A marriage is fasid when it is contracted by the parties suffering from relative impediments or temporary incapacities i.e. those impediments which can be removed. These are invalid marriages which can become valid once the impediment is removed. However, if the impediment continues to be so, then such marriage is invalid and irregular. In these marriages the illegality springs from an accidental circumstance such as the absence of witness. It is to be noted that the early lawyers, in describing unions of either kind, i.e. void and irregular, often called them both as baatil or used the term batil (null) and fasid (invalid) indiscriminately. In the Hedaya and Fatawai Kazi Khan the term batil is sometimes employed in respect of both classes of marriage. In later times a sharp distinction came to be recognized between marriages which were radically illegal (i.e. void) and those which were illegal from some accidental temporary circumstance. In void case the marriage could Or case not under any circumstance be contracted; in irregular there is no bar to the connection if the circumstance which made it unlawful for the time did not exist. Inaya, one of the foremost commentators on the Hedaya laid down that void unions are unlawful in themselves and irregular unions are unlawful for something else. In the first intercourse is unlawful in itself while in second intercourse is unlawful for 'something else' i.e. some extraneous and accidental cause,' Some grounds which make the marriage irregular (fasid) are;
  • Marriages without witnesses;
  • Marriages with a fifth wife while four marriages are in subsistence:
  • Marriage with a woman undergoing iddat;
  • Marriage with two sisters simultaneously;
  • Marriage, contrary to the rules of unlawful conjunction;
  • Marriage prohibited by reason of difference of religion.
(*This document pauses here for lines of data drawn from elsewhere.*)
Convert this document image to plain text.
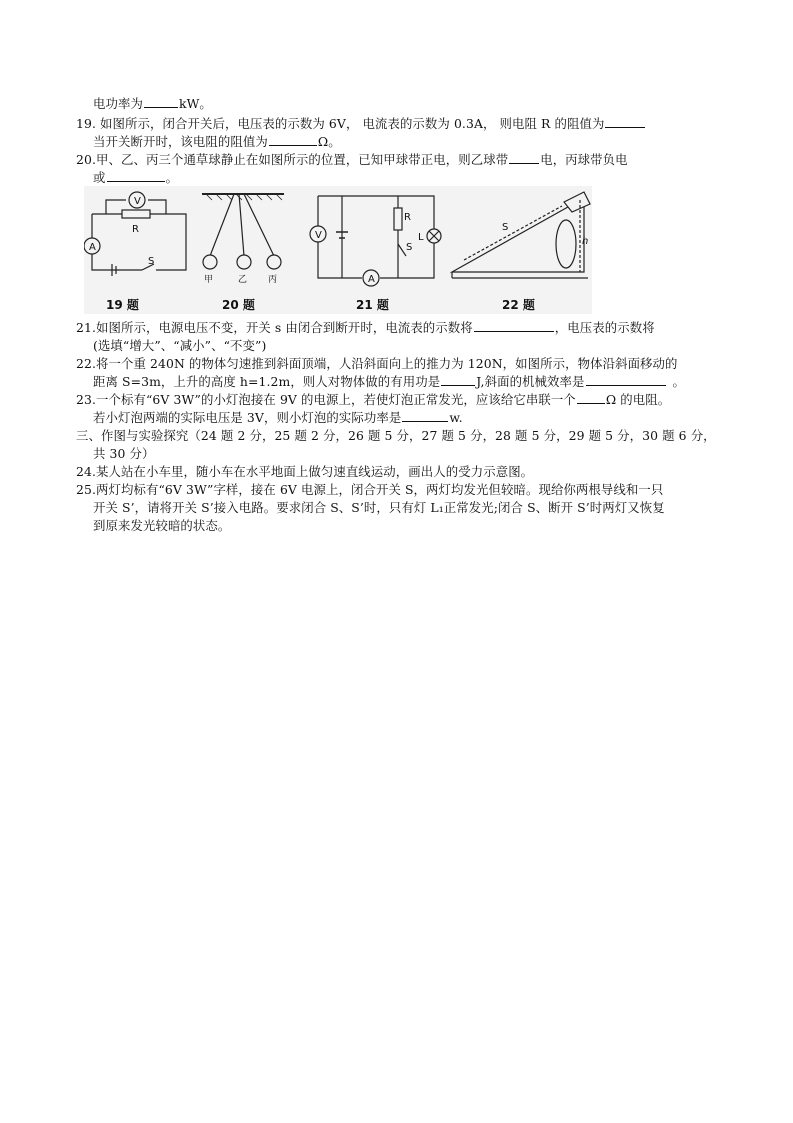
电功率为	kW。
19. 如图所示，闭合开关后，电压表的示数为 6V， 电流表的示数为 0.3A， 则电阻 R 的阻值为
当开关断开时，该电阻的阻值为	Ω。
20.甲、乙、丙三个通草球静止在如图所示的位置，已知甲球带正电，则乙球带	电，丙球带负电
或	。
V
A
R
S
甲	乙 丙
V
A
R
S
L
S
h
19 题	20 题	21 题	22 题
21.如图所示，电源电压不变，开关 s 由闭合到断开时，电流表的示数将	，电压表的示数将
(选填“增大”、“减小”、“不变”)
22.将一个重 240N 的物体匀速推到斜面顶端，人沿斜面向上的推力为 120N，如图所示，物体沿斜面移动的
距离 S=3m，上升的高度 h=1.2m，则人对物体做的有用功是	J,斜面的机械效率是	。
23.一个标有“6V 3W”的小灯泡接在 9V 的电源上，若使灯泡正常发光，应该给它串联一个 Ω 的电阻。
若小灯泡两端的实际电压是 3V，则小灯泡的实际功率是	w.
三、作图与实验探究（24 题 2 分，25 题 2 分，26 题 5 分，27 题 5 分，28 题 5 分，29 题 5 分，30 题 6 分，
共 30 分）
24.某人站在小车里，随小车在水平地面上做匀速直线运动，画出人的受力示意图。
25.两灯均标有“6V 3W”字样，接在 6V 电源上，闭合开关 S，两灯均发光但较暗。现给你两根导线和一只
开关 S’，请将开关 S’接入电路。要求闭合 S、S’时，只有灯 L₁正常发光;闭合 S、断开 S’时两灯又恢复
到原来发光较暗的状态。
The effects of an irregular marriage or invalid marriage under Sunni law are:
but
  • It is the duty of the qazi to separate the spouses, the spouses may themselves terminate the union at any time. Neither divorce nor the intervention of the court is necessary.
  • If the consummation has taken place, then the wife is entitled to specified or proper dower whichever is less;
  • The wife must observe iddat for three courses both on death or divorce, but she is not entitled to maintenance during iddat;
  • No mutual rights of inheritance are created between the husband and the wife;
  • Children born are treated as legitimate and are entitled to a share of the inheritance.

The Shia law does not recognize irregular marriages, but only valid and void marriages. Those marriages which are irregular under Sunni law are regarded as void marriages under Shia law. Therefore, under Shia law, there is no distinction between void and irregular one. However, under Shia law, a marriage contracted without witnesses is valid, it is not void. Under Sunní law, it is irregular.